RUC officers challenge Loughinisland report

RUC officers challenge Loughinisland report

17 August 2016

THE Police Ombudsman’s report into the Loughinisland massacre is being challenged in the High Court by former RUC officers.

The Northern Ireland Retired Police Officers Association is questioning the way in which Dr Michael Maguire’s team conducted the extensive investigation and the conclusions it reached which proved so damning of the RUC.

Papers have been lodged with the High Court seeking leave to apply for a judicial review and the initial hearing is expected to be heard early in November. If that is successful the case will proceed to a full judicial review early next year.

Dr Maguire’s report into the UVF murder of Adrian Rogan (34), Malcolm Jenkinson (53), Barney Green (87), Daniel McCreanor (59), Patrick O’Hare (35) and Eamon Byrne (39) was published in June and found “collusion was a significant feature” of the attack which occurred in June 1994.

While he found no evidence the police knew in advance about the murder plot Dr Maguire was heavily critical of how the RUC Special Branch handled informers and failed to robustly disrupt the activities of a UVF gang operating in south Down. He also criticised Special Branch officers for failing to share intelligence with detectives investigating the gang and claimed there was a “hear no evil, see no evil, speak no evil” approach.

The report studied at length the importation into Northern Ireland by loyalists of a huge consignment of arms seven years before Loughinisland and concluded Special Branch had full knowledge of the shipment. The guns used in the Heights Bar came from that shipment.

He also claimed the overall investigation into the murders contained elements of “poor professional judgement and practice, if not negligence.”

However, despite such damning criticism Dr Maguire did not recommend prosecutions against any of the former officers.

There was also surprise and concern within the police, both former RUC officers and serving PSNI members, with the way Dr Maguire’s report handled Special Branch intelligence reports.

There was a feeling that too often intelligence was being presented as fact to criticise without the necessary evidence to back it up. This handling of intelligence is likely to be a key plank in the case being prepared against the Ombudsman.

A source close to the Retired Police Officers Association said the legal action was not directed against the families of the victims of the Loughinisland attack.

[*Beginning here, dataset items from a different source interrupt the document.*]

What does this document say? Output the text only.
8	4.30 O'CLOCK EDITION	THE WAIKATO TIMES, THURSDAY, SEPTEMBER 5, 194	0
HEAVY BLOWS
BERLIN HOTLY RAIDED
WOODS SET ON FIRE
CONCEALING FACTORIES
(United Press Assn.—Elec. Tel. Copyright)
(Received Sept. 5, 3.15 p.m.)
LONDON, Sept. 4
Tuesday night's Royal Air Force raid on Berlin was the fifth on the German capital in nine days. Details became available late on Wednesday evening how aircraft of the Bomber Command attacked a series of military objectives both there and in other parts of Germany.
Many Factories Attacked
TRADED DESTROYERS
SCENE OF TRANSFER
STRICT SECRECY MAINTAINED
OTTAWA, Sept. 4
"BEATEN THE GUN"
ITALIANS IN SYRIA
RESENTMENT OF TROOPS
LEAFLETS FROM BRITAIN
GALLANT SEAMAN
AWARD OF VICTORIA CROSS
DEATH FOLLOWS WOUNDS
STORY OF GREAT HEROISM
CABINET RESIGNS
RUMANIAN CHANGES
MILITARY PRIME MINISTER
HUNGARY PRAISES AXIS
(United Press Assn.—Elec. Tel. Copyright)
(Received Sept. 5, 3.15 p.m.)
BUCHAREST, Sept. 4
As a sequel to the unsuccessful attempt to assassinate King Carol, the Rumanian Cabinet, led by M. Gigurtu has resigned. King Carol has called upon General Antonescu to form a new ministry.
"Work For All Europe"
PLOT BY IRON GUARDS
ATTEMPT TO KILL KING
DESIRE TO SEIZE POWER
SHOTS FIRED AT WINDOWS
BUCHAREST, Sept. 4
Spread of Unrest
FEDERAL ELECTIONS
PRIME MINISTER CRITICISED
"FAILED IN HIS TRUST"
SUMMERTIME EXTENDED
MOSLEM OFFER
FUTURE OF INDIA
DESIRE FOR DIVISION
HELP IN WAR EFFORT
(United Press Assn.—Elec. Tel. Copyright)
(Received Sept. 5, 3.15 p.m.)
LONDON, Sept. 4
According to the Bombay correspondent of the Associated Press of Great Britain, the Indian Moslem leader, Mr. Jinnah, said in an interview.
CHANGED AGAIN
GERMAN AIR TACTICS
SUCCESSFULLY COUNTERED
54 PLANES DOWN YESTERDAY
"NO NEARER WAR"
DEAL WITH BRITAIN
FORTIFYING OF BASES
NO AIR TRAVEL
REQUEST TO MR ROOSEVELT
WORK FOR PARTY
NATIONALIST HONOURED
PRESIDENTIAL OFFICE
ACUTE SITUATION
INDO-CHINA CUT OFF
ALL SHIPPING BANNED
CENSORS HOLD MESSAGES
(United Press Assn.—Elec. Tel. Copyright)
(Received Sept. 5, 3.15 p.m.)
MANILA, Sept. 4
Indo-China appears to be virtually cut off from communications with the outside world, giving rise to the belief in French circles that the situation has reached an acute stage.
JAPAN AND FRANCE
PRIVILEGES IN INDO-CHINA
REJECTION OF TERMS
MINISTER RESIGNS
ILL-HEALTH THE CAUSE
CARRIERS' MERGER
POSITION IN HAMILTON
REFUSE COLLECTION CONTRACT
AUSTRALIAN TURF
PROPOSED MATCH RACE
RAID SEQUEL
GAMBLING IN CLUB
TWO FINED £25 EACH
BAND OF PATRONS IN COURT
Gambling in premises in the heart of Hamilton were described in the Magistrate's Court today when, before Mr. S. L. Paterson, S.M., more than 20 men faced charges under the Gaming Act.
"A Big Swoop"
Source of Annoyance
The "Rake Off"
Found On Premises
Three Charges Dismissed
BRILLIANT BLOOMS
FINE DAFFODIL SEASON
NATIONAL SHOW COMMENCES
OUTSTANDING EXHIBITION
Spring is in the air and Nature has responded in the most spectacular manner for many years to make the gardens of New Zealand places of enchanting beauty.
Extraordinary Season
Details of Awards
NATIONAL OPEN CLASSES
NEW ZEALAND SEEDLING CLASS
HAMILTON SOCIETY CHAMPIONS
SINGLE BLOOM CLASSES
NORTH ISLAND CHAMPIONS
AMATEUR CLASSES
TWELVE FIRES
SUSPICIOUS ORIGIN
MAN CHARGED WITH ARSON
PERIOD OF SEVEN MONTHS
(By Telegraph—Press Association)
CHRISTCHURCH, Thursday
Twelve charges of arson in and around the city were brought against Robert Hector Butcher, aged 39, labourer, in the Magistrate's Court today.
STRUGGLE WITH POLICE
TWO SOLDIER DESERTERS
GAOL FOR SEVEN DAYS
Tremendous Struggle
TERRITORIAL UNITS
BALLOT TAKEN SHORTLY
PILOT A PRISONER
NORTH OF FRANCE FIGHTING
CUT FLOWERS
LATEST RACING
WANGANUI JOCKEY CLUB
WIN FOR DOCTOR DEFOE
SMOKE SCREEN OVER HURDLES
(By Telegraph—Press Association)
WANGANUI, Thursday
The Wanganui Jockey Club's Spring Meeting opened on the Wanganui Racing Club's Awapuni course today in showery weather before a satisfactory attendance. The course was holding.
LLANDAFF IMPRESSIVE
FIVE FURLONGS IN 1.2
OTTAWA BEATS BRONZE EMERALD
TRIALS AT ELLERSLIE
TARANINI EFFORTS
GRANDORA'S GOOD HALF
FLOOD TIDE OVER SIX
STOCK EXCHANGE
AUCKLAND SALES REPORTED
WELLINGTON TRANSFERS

“This is a challenge against the Ombudsman and how he conducted his investigation and the conclusions he reached, it is not against the families,” he said.

“On behalf of retired officers we have to challenge when we think that a wrong has been done by the Ombudsman,” he added. “We believe he significantly overstepped the mark.”

However, the solicitor representing the families, Niall Murphy, criticised the legal action. 

“The families, having gone through the tortuous process they have endured in trying to recover the truth of what happened in Loughinisland, are now confronted with this misconceived application to quash the report,” he said.

A spokesman for the Police Ombudsman said of the legal challenge: “We are aware of it and are considering it.”